Hip Hop legend KRS-One has always been an advocate and leader for the culture. The Bronx native is hopeful about the future of Hip Hop and has a vision where a clear distinction is made between the culture of Hip Hop and the music. Rolling out spoke with KRS-One about the future of Hip Hop and his thoughts on C. Delores Tucker
What do you want to see from hip-hop in the next 50 years?
For the next 50 years of Hip Hop I’d like to see Hip Hop spelled with a capital H. One of the major reasons why we are being exploited is because we are being exploited as a music genre. As long as Hip-Hop stays a music genre spelled in lower case you can exploit the genre. You can name it whatever you want, put its image out any way you want. The minute you start recognizing Hip Hop as the global culture that it is already, all of that corporate exploitation goes to the side. You can’t exploit a culture, you can exploit a music genre but you can’t exploit a culture. Cultures have rules, laws, principles, precedents, customs, traditions that have to be upheld or you are defaming the culture. You are slandering our global name.
So we ask after August 11th, after Hip Hop turns 50 that you begin to spell Hip Hop as a proper noun. Capital H lowercase ip, space, capital H lowercase op. That’s the correct spelling of Hip Hop. If you spell Hip Hop in lowercase you are referring to the music genre. If you are referring to Hip Hop as culture we are asking that you give it the same grammatical respect that you would give any culture.
Was C. Delores Tucker right about the music?

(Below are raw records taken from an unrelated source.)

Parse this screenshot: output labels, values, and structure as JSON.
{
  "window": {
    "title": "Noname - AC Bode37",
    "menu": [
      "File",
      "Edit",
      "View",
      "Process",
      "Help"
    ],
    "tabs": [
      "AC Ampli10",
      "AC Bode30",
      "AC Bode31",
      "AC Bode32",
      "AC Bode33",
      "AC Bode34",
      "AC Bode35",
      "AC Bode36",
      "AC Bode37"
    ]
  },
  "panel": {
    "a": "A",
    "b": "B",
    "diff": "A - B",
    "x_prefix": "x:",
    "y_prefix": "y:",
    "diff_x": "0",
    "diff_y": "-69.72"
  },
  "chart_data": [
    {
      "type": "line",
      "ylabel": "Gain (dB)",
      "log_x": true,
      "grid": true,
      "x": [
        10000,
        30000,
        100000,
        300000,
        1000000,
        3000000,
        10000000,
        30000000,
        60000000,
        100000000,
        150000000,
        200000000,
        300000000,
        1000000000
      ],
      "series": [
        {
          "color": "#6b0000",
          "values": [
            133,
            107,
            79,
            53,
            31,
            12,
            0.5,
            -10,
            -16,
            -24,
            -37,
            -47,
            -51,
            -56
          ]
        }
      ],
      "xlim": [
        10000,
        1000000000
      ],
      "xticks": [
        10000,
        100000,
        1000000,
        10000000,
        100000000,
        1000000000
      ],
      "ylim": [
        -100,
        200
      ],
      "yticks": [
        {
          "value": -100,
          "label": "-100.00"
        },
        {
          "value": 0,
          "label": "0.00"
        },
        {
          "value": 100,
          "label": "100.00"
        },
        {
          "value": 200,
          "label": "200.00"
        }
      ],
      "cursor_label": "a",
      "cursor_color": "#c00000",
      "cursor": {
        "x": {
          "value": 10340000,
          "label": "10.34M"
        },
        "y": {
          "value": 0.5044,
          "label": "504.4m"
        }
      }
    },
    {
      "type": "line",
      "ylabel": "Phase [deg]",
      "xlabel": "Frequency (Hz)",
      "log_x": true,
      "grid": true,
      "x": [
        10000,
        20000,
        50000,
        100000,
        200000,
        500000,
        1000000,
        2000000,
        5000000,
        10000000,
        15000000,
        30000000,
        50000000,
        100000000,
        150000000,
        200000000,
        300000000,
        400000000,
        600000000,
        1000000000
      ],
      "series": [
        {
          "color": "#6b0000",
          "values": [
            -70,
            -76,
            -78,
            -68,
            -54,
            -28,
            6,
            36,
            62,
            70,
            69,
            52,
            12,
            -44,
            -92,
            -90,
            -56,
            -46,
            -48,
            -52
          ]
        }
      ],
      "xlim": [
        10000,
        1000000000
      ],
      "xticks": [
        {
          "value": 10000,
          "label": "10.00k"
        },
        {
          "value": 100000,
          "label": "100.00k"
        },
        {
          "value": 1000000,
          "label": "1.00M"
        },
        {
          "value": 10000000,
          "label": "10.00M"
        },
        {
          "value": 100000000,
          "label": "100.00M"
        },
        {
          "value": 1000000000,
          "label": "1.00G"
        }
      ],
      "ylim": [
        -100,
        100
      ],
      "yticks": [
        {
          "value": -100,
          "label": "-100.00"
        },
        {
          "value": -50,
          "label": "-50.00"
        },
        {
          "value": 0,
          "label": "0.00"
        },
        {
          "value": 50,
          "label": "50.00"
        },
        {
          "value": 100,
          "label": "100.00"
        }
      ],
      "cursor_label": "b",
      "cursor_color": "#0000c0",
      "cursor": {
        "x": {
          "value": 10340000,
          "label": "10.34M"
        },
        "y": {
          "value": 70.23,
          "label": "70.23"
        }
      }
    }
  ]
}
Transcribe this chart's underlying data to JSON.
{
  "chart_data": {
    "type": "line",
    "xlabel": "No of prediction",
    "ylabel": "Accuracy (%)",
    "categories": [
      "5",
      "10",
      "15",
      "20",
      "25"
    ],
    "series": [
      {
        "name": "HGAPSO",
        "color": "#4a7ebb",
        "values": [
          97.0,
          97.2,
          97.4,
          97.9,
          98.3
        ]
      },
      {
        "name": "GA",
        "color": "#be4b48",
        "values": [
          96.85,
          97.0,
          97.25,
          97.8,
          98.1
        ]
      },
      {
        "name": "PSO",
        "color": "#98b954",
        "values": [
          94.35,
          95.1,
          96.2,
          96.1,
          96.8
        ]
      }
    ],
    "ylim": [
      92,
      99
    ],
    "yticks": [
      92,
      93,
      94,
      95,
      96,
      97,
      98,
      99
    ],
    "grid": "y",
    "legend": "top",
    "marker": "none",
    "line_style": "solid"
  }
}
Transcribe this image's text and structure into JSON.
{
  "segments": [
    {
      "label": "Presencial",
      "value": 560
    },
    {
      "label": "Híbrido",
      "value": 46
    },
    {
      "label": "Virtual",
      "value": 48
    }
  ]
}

No. I know what the question implies. In respect to our mother, I would say yes from an elders perspective she was right. From a civil rights, Black Church, NAACP perspective she was right. I am articulate, sensitive and knowledgeable about the way she saw it. So I give that respect. A lot of my elders don’t agree with a lot of what we are about. But, I understand why. So from an elders perspective I say yes. Now , was it progressive, was it effective, was it sensitive? No, no and no and that goes for Rosa Parks too who sued Outkast. All of the 60’s Civil Rights leaders seemed to have it in for us. The only three that I can say personally had our back through the whole 80’s, 90’s and now are Dr. Betty Shabazz, Minister Louis Farrakhan and Stokley Carmichael Kwame Toure my personal teacher. From Kwame Toure’s point of view she was wrong. From Malcom X’s point of view she was wrong, from the Nation of Islams point of view she was wrong. The reason she was wrong is because I exist.